Growing up, I didn't think much of Martin Luther King, Jr. Day. As I recall, school was held as usual and there was little in the way of local observance otherwise. Like Columbus Day, the holiday amounted to little more than a closed post office, an upsurge in the sale of related commemorative postage stamps and, some years, a brief feature on network news.
I wonder if such ignorance of the holiday didn't have something to do with an ignorance - or worse - of the man. Furthermore, I sometimes believe this ignorance was due, in part, to geographical region. Were things different in upstate New York? Michigan? New Mexico? Today, the state of Virginia celebrates Martin Luther King, Jr. Day - always the third Monday in January - by sandwiching the preceding weekend with a holiday all the state's own, Robert E. Lee/Stonewall Jackson Day. That's right, federally employed Virginians are granted a four day weekend, one set aside to remember Martin Luther King, Jr, a great civil rights/humanitarian activist, and two great generals of the Southern Confederacy. It does give one pause, even if my Southern roots - and half-hearted loyalty - want to believe that the new holiday is a celebration of state's rights rather than a blatant, racist attempt to sabotage any veneration of King.

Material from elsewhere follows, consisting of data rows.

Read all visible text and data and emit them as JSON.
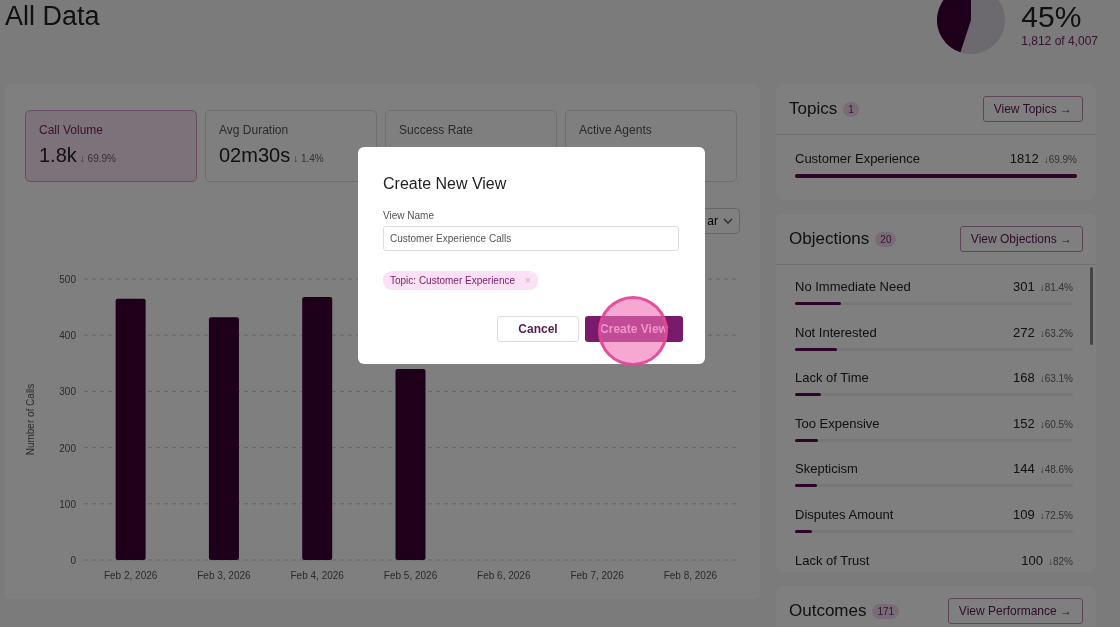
{
  "page": {
    "title": "All Data"
  },
  "summary": {
    "percent": "45%",
    "detail": "1,812 of 4,007"
  },
  "stats": [
    {
      "label": "Call Volume",
      "value": "1.8k",
      "delta": "↓ 69.9%",
      "selected": true
    },
    {
      "label": "Avg Duration",
      "value": "02m30s",
      "delta": "↓ 1.4%",
      "selected": false
    },
    {
      "label": "Success Rate",
      "selected": false
    },
    {
      "label": "Active Agents",
      "selected": false
    }
  ],
  "chart_type_select": {
    "value": "ar"
  },
  "chart_data": {
    "type": "bar",
    "ylabel": "Number of Calls",
    "categories": [
      "Feb 2, 2026",
      "Feb 3, 2026",
      "Feb 4, 2026",
      "Feb 5, 2026",
      "Feb 6, 2026",
      "Feb 7, 2026",
      "Feb 8, 2026"
    ],
    "series": [
      {
        "color": "#3d0034",
        "values": [
          465,
          432,
          468,
          340,
          0,
          0,
          0
        ]
      }
    ],
    "ylim": [
      0,
      500
    ],
    "yticks": [
      0,
      100,
      200,
      300,
      400,
      500
    ],
    "grid": true
  },
  "topics": {
    "title": "Topics",
    "count": "1",
    "button": "View Topics →",
    "items": [
      {
        "name": "Customer Experience",
        "value": "1812",
        "delta": "↓69.9%",
        "level": 1.0
      }
    ]
  },
  "objections": {
    "title": "Objections",
    "count": "20",
    "button": "View Objections →",
    "items": [
      {
        "name": "No Immediate Need",
        "value": "301",
        "delta": "↓81.4%",
        "level": 0.166
      },
      {
        "name": "Not Interested",
        "value": "272",
        "delta": "↓63.2%",
        "level": 0.15
      },
      {
        "name": "Lack of Time",
        "value": "168",
        "delta": "↓63.1%",
        "level": 0.093
      },
      {
        "name": "Too Expensive",
        "value": "152",
        "delta": "↓60.5%",
        "level": 0.084
      },
      {
        "name": "Skepticism",
        "value": "144",
        "delta": "↓48.6%",
        "level": 0.079
      },
      {
        "name": "Disputes Amount",
        "value": "109",
        "delta": "↓72.5%",
        "level": 0.06
      },
      {
        "name": "Lack of Trust",
        "value": "100",
        "delta": "↓82%"
      }
    ]
  },
  "outcomes": {
    "title": "Outcomes",
    "count": "171",
    "button": "View Performance →"
  },
  "dialog": {
    "title": "Create New View",
    "field_label": "View Name",
    "field_value": "Customer Experience Calls",
    "tag": "Topic: Customer Experience",
    "tag_remove": "×",
    "cancel": "Cancel",
    "confirm": "Create View"
  }
}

And yet it's clear that attacks on - and bastardizations of - King's legacy are not limited to the southeastern United States. In September 2004, the U.S. Army published a recruiter handbook for distribution via their School Recruiting Program (SRP). The No Child Left Behind Act of 2001 grants military recruiters the same access to middle and high school students' information that was previously available only to colleges or potential employers. As a result, the armed forces have increased recruitment efforts at our nation's public schools and the SRP handbook offers recruiters instruction in salesmanship. Two suggestions jump out at me.
"Dr. Martin Luther King Jr.'s birthday is in January. Wear your dress blues and participate in school events commemorating this holiday.
February: Black History Month. Participate in events as available."
Shine and sharpen those teeth, boys...we've got some hearts and minds to win over.